Pharm. (Dr) Felix Ndiukwu who is the chairman of Edo state chapter of Association of Community Pharmacists of Nigeria made the call while delivering a lecture titled “Ban on the use of codeine and other harmful substances and it’s implications on society at at the first Matthew Odion Alli memorial lecture organized by the Merit Chapel of the Nigeria Union of Journalists, NUJ, Edo state Council Benin City held at the Press Centre, on Thursday.
Dr.
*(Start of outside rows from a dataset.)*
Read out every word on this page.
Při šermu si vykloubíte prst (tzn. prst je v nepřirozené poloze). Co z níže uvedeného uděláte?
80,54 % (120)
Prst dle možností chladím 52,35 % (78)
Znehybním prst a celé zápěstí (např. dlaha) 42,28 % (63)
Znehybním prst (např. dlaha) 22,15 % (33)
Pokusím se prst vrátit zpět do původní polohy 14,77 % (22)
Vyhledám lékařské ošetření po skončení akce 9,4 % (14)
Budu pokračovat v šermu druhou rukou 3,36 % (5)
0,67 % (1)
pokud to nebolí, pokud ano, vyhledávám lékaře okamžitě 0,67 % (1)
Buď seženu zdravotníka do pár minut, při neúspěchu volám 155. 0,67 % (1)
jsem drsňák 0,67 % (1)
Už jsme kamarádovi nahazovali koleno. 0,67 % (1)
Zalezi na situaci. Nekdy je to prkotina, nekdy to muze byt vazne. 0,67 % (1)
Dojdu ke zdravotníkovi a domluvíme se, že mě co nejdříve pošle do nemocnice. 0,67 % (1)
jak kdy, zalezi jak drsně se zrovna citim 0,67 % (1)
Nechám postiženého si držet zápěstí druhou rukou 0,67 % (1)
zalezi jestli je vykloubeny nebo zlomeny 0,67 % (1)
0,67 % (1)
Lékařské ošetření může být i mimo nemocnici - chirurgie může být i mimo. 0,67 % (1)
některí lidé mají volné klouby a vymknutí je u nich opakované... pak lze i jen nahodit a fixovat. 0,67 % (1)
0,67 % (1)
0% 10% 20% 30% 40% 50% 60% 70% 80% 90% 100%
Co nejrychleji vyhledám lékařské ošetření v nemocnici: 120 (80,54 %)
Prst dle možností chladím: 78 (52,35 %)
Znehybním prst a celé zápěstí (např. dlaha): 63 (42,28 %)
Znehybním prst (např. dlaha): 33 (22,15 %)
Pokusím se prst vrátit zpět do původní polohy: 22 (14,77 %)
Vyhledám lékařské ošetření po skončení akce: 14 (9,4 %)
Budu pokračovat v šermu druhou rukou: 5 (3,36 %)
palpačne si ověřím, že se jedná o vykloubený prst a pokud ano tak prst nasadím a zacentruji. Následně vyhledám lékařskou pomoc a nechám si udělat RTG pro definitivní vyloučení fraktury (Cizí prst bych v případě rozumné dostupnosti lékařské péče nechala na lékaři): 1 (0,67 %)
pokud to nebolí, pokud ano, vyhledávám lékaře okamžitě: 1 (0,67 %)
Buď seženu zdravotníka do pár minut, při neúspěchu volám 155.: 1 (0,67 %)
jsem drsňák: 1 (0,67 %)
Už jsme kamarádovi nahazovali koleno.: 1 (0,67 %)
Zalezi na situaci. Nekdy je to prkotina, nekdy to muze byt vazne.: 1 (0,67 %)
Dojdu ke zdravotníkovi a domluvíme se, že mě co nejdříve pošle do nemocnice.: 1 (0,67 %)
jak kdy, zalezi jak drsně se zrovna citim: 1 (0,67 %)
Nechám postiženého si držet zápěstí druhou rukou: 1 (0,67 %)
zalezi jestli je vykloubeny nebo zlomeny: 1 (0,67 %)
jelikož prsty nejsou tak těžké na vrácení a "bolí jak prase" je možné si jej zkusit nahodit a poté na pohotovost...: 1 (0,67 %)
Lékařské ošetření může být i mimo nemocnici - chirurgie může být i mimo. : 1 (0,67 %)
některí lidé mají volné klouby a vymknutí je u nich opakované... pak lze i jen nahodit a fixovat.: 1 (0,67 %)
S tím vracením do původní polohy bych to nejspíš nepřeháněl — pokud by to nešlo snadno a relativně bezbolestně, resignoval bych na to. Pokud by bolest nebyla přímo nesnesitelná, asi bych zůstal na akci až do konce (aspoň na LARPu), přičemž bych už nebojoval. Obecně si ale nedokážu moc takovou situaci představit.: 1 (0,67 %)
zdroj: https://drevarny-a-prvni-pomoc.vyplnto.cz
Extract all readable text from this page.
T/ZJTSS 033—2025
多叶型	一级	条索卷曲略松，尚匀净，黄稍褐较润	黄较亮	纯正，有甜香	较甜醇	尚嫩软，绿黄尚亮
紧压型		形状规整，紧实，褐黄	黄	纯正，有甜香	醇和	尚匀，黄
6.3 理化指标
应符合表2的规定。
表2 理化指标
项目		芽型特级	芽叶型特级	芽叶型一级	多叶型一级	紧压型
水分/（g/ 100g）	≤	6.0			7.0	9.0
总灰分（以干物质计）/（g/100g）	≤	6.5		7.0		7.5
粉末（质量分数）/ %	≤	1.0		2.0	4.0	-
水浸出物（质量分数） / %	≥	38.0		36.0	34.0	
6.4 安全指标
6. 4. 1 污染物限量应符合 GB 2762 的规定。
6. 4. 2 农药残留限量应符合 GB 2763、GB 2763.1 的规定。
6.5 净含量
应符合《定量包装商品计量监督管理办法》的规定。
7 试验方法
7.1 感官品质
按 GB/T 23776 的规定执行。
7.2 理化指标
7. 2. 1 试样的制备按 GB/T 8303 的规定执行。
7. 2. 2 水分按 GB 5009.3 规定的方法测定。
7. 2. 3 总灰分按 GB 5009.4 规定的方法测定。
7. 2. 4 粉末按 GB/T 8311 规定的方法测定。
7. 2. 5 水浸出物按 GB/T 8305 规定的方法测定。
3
Ndiukwu adviced that to ensure the right drug has been prescribed and for correct administration, the Pharmacist must be consulted always adding that the prescription should contain the name and telephone number of the doctor, the prescriber.
“But the problem here is the absence of a standard prescription policy information like the prescribers name, and contacts, age, weight e.t.c are on the prescription to enable the pharmacist relate with the doctor when any drug therapy problem is discovered.”
Dr. Ndiukwu painted a very frightening picture of drug abuse and addiction in Nigeria. Quoting report of the National Epidemiological Network on Drug use, he said 1,044 patients were admitted in 2015 for treatment in the country at 11 selected centres. The patients were hooked on Tramadol but after 2015, more cases of codeine addiction were observed.
“The case deteriorated rapidly as over three million bottles were consumed daily in the north alone.”
Hence the Federal Government on May 1, 2018 banned the importation, manufacture and sale of codeine containing cough syrups after a documentary aired by a public broadcaster; the BBC on April 30, 2018. However, the ban has its positives and negatives, Dr. Ndiukwu pointed out. He consequently recommended: active audit of all controlled drugs; eradication of open markets for drugs cross the country; political will to implement measures that will restrict access to medications to those who truly need it especially the National Drug Distribution Guidelines that have been in the pipeline for about five years now.
Other recommendations include: Pharmacists should be involved at all levels of drug production and distribution to the point of handing over to the final patient/consumer. Also, National prescription policy, and empowerment of regulatory bodies like the PCN, NAFDAC, Task Force, and NDLEA.
Pharm. Ndiukwu had earlier explained that “Psychoactive drugs are chemical substances that affect the brain functioning, causing changes in behaviour, perception, mood and consciousness.” The inaugural lecture was in commemoration of Odion Alli, who passed on one year ago. Alli was the publisher of ‘Merit’ a foremost Benin based community news tabloid. The event which was used to revive the annual ‘Merit Media Awards’ was organized by the Merit Chapel of the Nigeria Union of Journalists, (NUJ), Edo State Chapter.